The Real Problem(TM) is that Debian as an ever larger group of individuals
with differing goals doesn't know what it wants to be as a single entity
anymore. The recent fighting over the "obscure" ports of Debian and whether
to keep them or not just screams "Identity Crisis!" to me. And as long as
Debian remains paralyzed by its identity crisis, they never will be able to
react to Ubuntu changing the landscape under their feet, heck, just getting
Sarge out now, after 3+ years, seems to be taking all the energy Debian as an
organization has right now. Their dilemma looks like a difficult one to
solve though, and I'm wondering if the best way to keep the Debian we all
know and love is for Debian to fork ITSELF, and have "Server Debian" and
"Desktop Debian" as separate, but loosely cooperating organizations, that
only keep the deb package format, LSB, DFSG, the Debian Developer process,
etc., in common.

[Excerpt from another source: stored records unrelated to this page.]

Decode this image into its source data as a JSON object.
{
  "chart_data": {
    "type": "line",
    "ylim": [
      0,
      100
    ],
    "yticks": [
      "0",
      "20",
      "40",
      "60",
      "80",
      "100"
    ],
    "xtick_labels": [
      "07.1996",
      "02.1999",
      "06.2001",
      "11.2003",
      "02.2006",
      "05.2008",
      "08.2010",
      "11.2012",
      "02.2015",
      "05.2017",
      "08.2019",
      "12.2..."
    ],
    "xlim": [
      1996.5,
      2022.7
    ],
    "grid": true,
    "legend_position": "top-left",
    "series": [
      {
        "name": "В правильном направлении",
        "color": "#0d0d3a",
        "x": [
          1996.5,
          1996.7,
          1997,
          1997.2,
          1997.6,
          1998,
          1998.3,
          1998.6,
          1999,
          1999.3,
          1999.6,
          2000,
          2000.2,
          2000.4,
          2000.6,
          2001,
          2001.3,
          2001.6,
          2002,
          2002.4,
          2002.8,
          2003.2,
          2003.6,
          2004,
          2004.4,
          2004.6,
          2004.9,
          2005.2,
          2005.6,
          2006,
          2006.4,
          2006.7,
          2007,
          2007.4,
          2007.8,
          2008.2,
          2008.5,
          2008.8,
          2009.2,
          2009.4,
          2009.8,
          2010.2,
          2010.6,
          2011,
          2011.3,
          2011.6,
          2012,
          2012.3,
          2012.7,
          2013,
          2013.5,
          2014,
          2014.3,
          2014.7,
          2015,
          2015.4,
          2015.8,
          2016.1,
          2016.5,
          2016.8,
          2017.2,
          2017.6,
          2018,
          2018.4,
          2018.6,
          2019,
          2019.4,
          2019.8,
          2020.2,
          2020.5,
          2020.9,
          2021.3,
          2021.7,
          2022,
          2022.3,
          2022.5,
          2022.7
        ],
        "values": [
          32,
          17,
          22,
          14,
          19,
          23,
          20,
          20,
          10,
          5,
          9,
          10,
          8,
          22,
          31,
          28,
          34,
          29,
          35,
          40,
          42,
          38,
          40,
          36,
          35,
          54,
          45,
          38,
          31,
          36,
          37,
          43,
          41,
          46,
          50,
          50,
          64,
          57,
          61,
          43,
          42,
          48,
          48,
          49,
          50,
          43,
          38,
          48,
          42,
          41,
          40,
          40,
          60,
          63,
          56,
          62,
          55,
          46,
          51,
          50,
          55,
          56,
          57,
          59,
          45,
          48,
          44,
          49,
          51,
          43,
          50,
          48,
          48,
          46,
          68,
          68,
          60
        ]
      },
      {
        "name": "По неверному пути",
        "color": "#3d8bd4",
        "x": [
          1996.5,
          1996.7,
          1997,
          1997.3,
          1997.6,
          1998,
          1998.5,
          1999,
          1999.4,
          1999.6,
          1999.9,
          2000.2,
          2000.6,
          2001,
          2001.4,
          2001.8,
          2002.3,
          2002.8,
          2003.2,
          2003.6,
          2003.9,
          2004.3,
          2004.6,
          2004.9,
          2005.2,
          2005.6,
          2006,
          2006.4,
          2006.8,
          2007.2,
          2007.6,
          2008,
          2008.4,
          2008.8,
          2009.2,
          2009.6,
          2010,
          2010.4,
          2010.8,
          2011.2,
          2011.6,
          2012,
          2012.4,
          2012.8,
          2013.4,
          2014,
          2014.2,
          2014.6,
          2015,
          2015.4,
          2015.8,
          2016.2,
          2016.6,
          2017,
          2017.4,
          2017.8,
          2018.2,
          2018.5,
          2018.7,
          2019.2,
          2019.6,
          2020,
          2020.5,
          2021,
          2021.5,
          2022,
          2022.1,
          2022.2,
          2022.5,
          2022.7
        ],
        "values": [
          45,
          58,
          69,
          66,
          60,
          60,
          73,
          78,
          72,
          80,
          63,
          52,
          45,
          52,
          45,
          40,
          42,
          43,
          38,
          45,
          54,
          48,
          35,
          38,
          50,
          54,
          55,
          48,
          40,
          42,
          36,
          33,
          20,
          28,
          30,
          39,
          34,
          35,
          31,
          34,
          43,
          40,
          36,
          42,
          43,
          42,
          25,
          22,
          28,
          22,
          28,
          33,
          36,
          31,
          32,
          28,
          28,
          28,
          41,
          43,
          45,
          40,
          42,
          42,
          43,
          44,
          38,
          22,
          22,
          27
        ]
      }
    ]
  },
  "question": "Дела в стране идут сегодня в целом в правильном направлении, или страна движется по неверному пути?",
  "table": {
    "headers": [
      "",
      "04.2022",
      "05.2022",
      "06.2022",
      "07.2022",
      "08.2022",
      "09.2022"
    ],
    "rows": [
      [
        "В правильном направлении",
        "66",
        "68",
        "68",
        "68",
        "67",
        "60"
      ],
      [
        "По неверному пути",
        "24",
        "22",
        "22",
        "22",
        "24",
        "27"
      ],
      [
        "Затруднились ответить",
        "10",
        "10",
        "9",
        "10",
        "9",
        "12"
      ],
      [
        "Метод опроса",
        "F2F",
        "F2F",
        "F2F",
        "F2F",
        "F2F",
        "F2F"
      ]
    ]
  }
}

In other important ways though, like different
repositories, which platforms they support and the rules controlling that
determination, release cycle speed, package organization for software
specific to their focus, etc, they could diverge from one another (or one
takes over a given area completely, and the other relies on that other's work
- like Ubuntu relying on Debian's base now). A "Debian is dead... long live
Debian" kind of solution to the problem. Sure, "Desktop Debian" would start
to look a lot like the Ubuntu effort, but, unlike Ubuntu, and this is the
crucial difference, it won't be run by a profit-oriented company that might
one day go to the Dark Side, or more likely, just disappear, and never mind
the part about the company making arbitrary profit-driven choices about what
software users will have, e.g. KDE/GNOME, no, it will be run by an open
non-profit organization just like the Debian we know, like, and trust now.
So is it finally time for "The Mother of All Forks"? :) Brother Server
Debian, meet sister Desktop Debian, your biological twin, she's not as strong
as you are, but she's a hell of a lot prettier. :)
(Note the use of fork above is merely for humor, in reality a split of Debian
would more resemble a "corporate reorganisation" than a "fork". There would
I believe be very little, if any, forking of computer code at all.)